Cloud Atlas is the most expensive independent film ever made, a $100 million production cobbled together from international financiers in what is quite clearly a labor of love. Directors Andy and Lana Wachowski teamed up with Tom Tykwer to adapt a novel anyone would logically call unfilmable-- six stories, set across centuries and continents, linked not through characters or plot but the headiest, and most sentimental, of themes.
The fact that Cloud Atlas works at all-- and even its naysayers admit it's never boring, even at 172 minutes-- is a marvel. The fact that it emerges intact with its deep earnestness, head-spinning number of ideas and audacious techniques is a kind of miracle, the best example of how budget and ambition can inflate but result in something personal and dazzling. Ditching the nested structure of David Mitchell's novel and instead chopping up and layering the six stories over one another, Cloud Atlas doubles down on the book's themes of souls reoccurring across time, casting 10 or so actors in multiple leading roles in different stories. It also presses hard on themes the book only hinted at, from the eternal struggle of the weak to stake their claim in society to the timelessness of love. This is all stuff that would make you change seats if someone next to you on a train started talking about it, but a movie as big, heartfelt and gorgeous as Cloud Atlas has a way of making you not just pay attention, but walk out reeling from ideas that might have seemed hokey three hours before.

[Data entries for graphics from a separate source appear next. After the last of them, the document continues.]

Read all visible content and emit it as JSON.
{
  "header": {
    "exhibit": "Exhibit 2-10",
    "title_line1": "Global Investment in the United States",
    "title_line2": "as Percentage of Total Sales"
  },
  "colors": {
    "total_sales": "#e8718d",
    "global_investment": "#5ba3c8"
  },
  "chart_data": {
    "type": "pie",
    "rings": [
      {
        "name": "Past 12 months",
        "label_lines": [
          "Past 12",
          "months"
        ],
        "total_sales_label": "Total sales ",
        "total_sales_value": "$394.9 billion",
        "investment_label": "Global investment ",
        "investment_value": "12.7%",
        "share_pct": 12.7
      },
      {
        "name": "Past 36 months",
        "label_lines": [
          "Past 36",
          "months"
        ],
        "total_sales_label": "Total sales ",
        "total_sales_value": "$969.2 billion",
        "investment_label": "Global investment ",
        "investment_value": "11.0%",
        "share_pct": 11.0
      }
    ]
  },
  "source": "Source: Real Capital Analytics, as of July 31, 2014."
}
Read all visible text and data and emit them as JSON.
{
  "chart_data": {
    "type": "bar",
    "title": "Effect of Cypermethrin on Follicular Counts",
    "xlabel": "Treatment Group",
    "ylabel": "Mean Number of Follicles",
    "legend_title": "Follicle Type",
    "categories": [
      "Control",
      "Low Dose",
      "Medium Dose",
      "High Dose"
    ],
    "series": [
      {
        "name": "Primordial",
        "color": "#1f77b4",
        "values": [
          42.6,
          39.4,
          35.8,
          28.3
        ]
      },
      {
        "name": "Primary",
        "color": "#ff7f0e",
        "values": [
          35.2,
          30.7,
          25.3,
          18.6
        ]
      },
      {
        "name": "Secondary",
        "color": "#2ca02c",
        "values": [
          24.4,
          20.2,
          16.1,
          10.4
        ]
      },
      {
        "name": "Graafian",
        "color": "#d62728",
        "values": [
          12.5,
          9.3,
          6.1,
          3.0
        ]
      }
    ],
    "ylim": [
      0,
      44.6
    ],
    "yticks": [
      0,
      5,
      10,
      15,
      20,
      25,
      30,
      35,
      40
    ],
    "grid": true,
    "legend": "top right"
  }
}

Briefly, the stories. We start in the 1840s, where Adam Ewing (Jim Sturgess), an American merchant, is traveling by boat across the Pacific and befriends both a scoundrel of a doctor (Tom Hanks) and Pacific Islander slave (David Gyasi) who has stowed away and begs Ewing's help to find freedom. In the 1930s, in Scotland, the brash young composer Robert Frobisher (Ben Whishaw) has arrived, uninvited, at the home of legendary musician Vyvyan Ayrs (Jim Broadbent) and become his assistant; he seduces Ayrs's wife while also writing of all this in letters to his one true love, Sixsmith (James D'arcy). By the 1970s Sixsmith has moved to San Francisco and helps an enterprising journalist (Halle Berry) uncover a dangerous conspiracy at a nuclear plant. In the present, a publisher (Broadbent) winds up confined to a nursing home staffed by a brutal nurse (Hugo Weaving) and planning his escape. Leaping into the future, and over to the city called Neo Soul, we meet Sonmi-451 (Doona Bae), a clone who achieves a higher consciousness and teams up with freedom fighter Hae-Joo Im (Sturgess, again). And finally, way way into the future, Tom Hanks is Zachry, a primitive goat herder who speaks in pidgin English and warily befriends a woman (Berry) who holds the last knowledge of civilization "before the fall" and needs Zachry's help.
You can catch some of the themes right there, from people helping one another against what they believe is their self-interest to slaves asserting their rights. Each of the stories often play out on their own in unbroken segments of 15 minutes or so, but Cloud Atlas is at its most stirring when they're layered over each other-- watching Sonmi-451 and Hae-Joo escape government forces while the slave Autua proves his sailing skills on the ship, or watching two characters in two different timelines make nearly identical, life-altering choices. But as heavy and dramatic as Cloud Atlas can be at moments, it has a sense of wonder at its own ballsy accomplishment, a lightness and good humor that makes it so wonderfully entertaining. Watching the actors swap genders and races and many, many wigs across the timeline becomes a sort of game-- oh wait, that is Hugo Weaving in that nurse's uniform!-- that draws you in, until one of the recurrences carries with it an emotional wallop that reminds you just how invested you've become.
The closest the film comes to telling one unified story is in casting Tom Hanks in four central roles (and two cameos), going from the murderous doctor on the Pacific ship to the good-natured and eventually heroic Zachry, on the unnamed Pacific isle in the future. Hanks is probably our best, most inherently likable movie star, and as Cloud Atlas spins wildly and threatens many times to fall apart, Hanks's characters bring us back-- we want to like him, we want to see him succeed, and when he finally does, it's an emotional catharsis earned by nearly three hours of the film, by Hanks's decades-long career, and by the centuries of Cloud Atlas's stories.
Mitchell's book was so much about language and storytelling, with all six of the stories told in different literary styles, and the Wachowskis and Tykwer have wisely ditched this in favor of many different cinematic powers, from the meta-textual (we like Tom Hanks, so we like Zachry) to the thrills of genre (Sonmi-451's sci-fi story quite deliberately resembles The Matrix, while Berry's Luisa Rey is a classic accidental detective) to the simplest and most stunning of film craft (editor Alexander Berner doesn't deserve an Oscar-- he deserves a medal). Movies like Cloud Altas come around so rarely, both because cobbling together $100 million on your own is an insane feat, and because few people dream as fully and guilelessly as the Wachowskis and Tykwer have. Cloud Atlas comes to theaters a big, swimming ball of feelings and open hearts and cinematic joy: I found it impossible not to love it in return.